Volunteer Explains Why Working in Hospice Is a 'Privilege'
Debra Kingsbury has volunteered at a Michigan hospice since 2013
— -- For years Debra Kingsbury has been working with patients at a Michigan hospice center in the hopes of adding some levity to their day. Now retired, Kingsbury said the work has been incredibly rewarding but that many friends are dubious when she tells them about where she volunteers.
"I do get a lot of questions from friends and other people, when it comes up, and I think that a lot of people have a misperception about what it may take to be a volunteer for hospice," she said. "When they hear hospice, it means you sit with people who are dying."
Kingsbury , 63, said most of her days are not exactly sitting vigil at someone's bedside.
Since 2013, Kingsbury has been volunteering at the Hospice of Michigan in Southfield, Michigan. She initially became interested in hospice work after studying how the organizations worked as a law student and talking to others who worked in hospice care.
"In talking with those people I was so overwhelmed by the gifts they brought to the people they were working with that I said to myself at some point I need to do some volunteer work with hospice -- and then life happened," she said.
Kingsbury was finally able to start volunteering towards the end of her career as an attorney in Virginia and now in her home state of Michigan. She's one of many volunteers that the Hospice of Michigan trains to help patients, who are near the end of their lives.
The Hospice of Michigan launched a volunteer drive in the hopes that others will join Kingsbury to help patients. There are different kinds of volunteer positions from companionship to positions where people can simply enjoy time with patients to vigil positions where volunteers stay with them in their final moments.

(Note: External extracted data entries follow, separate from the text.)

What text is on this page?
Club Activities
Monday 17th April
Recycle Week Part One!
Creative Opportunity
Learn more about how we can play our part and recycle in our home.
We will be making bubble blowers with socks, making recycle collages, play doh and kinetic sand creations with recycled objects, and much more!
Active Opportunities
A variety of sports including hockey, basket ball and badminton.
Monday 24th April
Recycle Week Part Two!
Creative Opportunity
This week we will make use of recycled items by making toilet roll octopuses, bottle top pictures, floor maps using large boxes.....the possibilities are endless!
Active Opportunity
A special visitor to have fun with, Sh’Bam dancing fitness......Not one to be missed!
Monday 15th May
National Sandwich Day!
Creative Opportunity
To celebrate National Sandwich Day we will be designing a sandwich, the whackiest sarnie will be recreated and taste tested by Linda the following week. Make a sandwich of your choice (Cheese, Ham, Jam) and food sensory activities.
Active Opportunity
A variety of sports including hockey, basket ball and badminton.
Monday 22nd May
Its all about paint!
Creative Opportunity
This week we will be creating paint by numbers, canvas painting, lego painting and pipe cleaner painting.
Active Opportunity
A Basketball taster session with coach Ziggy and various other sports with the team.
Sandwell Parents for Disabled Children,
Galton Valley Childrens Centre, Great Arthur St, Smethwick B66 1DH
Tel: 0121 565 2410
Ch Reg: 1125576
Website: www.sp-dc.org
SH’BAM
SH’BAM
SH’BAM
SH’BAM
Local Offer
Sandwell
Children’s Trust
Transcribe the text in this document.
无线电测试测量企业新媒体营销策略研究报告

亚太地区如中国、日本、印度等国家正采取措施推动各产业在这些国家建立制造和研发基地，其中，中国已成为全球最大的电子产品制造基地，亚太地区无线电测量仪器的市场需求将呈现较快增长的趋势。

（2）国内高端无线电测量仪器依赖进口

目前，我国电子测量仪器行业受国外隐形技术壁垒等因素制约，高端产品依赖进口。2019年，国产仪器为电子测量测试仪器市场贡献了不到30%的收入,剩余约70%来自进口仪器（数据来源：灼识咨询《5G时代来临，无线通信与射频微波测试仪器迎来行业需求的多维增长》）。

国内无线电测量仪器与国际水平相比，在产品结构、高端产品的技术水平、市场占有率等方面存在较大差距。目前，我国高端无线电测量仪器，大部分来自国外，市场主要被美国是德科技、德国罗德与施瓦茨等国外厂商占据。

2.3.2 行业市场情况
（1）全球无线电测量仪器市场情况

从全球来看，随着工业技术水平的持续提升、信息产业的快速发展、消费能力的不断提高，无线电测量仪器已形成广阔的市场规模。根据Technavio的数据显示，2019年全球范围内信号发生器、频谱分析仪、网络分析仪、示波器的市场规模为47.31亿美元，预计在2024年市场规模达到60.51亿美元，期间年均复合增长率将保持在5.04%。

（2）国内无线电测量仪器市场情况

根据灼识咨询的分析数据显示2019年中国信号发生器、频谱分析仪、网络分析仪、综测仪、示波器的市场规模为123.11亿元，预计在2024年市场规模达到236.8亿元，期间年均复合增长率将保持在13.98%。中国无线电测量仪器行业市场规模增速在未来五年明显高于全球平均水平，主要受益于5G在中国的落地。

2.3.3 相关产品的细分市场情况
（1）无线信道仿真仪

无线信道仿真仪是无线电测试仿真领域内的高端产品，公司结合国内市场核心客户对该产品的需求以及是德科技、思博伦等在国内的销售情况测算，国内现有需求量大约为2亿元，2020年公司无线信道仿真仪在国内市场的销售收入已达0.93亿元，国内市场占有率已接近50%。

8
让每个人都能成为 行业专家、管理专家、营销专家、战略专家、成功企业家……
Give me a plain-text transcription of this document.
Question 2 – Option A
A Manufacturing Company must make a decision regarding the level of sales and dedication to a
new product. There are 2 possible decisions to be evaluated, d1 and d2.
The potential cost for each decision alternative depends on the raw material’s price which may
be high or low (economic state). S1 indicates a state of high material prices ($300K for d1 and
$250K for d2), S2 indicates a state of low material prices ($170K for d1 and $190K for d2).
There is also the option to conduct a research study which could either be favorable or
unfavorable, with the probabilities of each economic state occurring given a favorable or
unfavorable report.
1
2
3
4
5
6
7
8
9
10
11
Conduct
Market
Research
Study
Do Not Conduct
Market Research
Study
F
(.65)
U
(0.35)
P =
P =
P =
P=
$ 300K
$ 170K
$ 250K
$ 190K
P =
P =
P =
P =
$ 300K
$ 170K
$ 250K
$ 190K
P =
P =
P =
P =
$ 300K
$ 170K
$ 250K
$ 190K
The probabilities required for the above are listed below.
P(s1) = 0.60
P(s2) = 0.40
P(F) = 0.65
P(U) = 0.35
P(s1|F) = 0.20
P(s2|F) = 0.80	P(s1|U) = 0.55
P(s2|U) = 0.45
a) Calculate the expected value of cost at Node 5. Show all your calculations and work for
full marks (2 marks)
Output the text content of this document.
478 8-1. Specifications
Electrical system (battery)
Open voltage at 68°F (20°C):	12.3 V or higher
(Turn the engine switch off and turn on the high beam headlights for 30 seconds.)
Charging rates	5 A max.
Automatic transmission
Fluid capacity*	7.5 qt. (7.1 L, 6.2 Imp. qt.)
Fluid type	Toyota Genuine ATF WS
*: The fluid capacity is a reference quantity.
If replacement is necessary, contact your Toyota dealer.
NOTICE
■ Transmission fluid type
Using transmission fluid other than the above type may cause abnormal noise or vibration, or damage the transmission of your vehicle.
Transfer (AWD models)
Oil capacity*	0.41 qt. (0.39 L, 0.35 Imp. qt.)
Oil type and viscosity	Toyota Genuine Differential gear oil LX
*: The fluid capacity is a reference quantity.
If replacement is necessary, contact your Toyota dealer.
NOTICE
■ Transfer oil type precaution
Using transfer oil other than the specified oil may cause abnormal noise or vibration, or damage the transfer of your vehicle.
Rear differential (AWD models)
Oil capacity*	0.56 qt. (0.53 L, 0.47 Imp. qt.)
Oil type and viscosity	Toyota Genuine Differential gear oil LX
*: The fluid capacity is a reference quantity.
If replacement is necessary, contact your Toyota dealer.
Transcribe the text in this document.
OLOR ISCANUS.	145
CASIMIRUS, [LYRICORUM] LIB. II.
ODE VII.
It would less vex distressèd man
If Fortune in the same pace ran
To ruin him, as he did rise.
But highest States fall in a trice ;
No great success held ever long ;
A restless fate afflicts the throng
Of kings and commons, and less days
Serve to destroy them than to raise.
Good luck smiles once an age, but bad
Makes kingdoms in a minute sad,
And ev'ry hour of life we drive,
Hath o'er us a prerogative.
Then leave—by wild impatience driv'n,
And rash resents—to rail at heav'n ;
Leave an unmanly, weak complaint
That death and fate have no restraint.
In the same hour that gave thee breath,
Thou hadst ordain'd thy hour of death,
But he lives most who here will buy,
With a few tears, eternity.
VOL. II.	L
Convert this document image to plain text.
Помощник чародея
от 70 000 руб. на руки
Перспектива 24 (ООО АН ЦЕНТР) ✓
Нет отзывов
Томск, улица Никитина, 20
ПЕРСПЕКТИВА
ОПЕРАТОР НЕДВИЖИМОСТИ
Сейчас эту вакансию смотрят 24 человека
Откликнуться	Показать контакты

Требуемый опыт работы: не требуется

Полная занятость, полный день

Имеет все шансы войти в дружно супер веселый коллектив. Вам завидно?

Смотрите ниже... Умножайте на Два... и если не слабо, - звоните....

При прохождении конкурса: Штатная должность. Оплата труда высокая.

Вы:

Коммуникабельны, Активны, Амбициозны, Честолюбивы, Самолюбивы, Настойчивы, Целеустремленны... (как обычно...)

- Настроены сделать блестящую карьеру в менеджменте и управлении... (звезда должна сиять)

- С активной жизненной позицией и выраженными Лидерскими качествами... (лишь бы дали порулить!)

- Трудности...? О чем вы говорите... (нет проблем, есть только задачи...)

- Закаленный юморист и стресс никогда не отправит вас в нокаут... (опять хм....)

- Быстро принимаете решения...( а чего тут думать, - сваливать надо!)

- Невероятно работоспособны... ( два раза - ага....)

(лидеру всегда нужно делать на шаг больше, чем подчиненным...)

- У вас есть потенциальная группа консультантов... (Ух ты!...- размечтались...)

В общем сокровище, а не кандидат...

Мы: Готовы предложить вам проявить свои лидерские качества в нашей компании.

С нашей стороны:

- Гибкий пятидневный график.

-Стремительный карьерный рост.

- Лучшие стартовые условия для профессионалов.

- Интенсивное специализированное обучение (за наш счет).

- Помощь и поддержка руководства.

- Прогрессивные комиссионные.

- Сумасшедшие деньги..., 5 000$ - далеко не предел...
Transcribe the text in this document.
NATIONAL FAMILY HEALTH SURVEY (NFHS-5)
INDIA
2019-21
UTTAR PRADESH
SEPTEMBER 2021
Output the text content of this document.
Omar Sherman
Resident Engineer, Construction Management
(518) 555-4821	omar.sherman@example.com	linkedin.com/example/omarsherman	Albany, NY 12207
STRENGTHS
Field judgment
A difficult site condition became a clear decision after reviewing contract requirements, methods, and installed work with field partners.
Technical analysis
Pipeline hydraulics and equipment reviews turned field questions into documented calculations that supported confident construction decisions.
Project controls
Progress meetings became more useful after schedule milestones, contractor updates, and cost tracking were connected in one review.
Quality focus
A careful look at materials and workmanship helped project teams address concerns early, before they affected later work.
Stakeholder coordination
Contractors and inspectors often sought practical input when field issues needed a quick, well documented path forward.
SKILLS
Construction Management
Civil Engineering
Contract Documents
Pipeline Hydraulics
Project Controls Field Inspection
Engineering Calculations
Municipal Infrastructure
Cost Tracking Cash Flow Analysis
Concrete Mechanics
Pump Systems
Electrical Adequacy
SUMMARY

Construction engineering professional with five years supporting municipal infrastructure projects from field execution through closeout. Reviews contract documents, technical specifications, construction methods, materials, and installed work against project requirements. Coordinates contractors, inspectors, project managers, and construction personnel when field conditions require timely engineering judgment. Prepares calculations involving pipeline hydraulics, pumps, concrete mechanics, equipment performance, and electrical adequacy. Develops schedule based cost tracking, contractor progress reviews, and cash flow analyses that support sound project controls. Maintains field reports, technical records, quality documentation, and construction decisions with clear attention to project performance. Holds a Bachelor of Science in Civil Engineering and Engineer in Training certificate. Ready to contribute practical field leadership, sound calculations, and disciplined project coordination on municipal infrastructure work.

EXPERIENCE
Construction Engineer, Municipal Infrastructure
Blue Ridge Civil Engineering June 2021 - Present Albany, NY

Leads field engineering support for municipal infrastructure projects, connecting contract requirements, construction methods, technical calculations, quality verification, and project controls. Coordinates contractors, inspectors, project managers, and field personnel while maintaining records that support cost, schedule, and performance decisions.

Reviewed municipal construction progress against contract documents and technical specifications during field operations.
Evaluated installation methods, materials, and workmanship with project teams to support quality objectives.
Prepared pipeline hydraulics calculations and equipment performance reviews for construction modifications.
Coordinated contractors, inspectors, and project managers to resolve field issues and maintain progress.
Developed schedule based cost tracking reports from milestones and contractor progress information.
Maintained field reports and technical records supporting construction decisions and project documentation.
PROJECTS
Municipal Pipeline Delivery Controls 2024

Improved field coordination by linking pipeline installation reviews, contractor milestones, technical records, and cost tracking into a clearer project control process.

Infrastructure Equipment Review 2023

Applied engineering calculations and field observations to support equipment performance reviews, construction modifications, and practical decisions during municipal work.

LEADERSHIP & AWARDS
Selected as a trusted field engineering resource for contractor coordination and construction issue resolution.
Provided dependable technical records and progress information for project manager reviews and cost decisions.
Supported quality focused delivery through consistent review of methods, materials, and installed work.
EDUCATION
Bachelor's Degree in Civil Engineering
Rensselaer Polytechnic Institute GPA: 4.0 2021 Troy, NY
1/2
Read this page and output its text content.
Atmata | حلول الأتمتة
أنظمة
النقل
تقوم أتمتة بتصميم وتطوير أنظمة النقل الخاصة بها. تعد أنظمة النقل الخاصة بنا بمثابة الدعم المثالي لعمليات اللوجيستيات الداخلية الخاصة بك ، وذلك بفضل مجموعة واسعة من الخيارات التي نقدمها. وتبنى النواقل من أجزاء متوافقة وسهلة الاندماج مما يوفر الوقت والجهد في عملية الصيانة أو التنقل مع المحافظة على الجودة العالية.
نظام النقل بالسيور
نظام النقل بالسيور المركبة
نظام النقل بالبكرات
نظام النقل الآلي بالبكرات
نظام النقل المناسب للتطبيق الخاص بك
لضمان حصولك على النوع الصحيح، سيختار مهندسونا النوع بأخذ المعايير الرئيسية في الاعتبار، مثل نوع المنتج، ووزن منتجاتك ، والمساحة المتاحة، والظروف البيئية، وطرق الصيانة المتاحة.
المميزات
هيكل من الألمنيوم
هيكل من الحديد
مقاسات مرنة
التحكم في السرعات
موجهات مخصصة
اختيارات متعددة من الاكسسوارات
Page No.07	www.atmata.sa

"A lot of what you do with a patient is up to you and the patient," said Kingsbury. "I color, watch TV...I played WII bowling."
"Sometimes I just sit and hold someone's hand," she said.
Kingsbury said one person in particular stood out as an exemplary reason do to hospice volunteering.
"He had 'fired' his previous volunteer because he was looking for companionship and didn’t feel a connection with the person who had gone in first so they called and asked me if I was interested," she recalled. When she met him, the patient said he used to be an opera singer.
"Piping in from the other room his daughter said, 'Don’t you listen to a thing he says,'" Kingsbury said. The daughter continued "'He was in Vietnam, he loved my mother and anything else he tells you is just a lie.' That set the tone for the absolutely wonderful relationship."
"He loved to joke," she added. "He loved to share stories."
After nearly a year of visits, Kingsbury's patient passed away.
"I also know and really believe that, in that time period that I had been visiting him, we both gained something," she said. "I am a better human being for having met him."
When asked if she ever had doubts about her work, because she knew she would lose patients she gave a flat answer of "No."
"It’s a privilege to be there at the end," she said.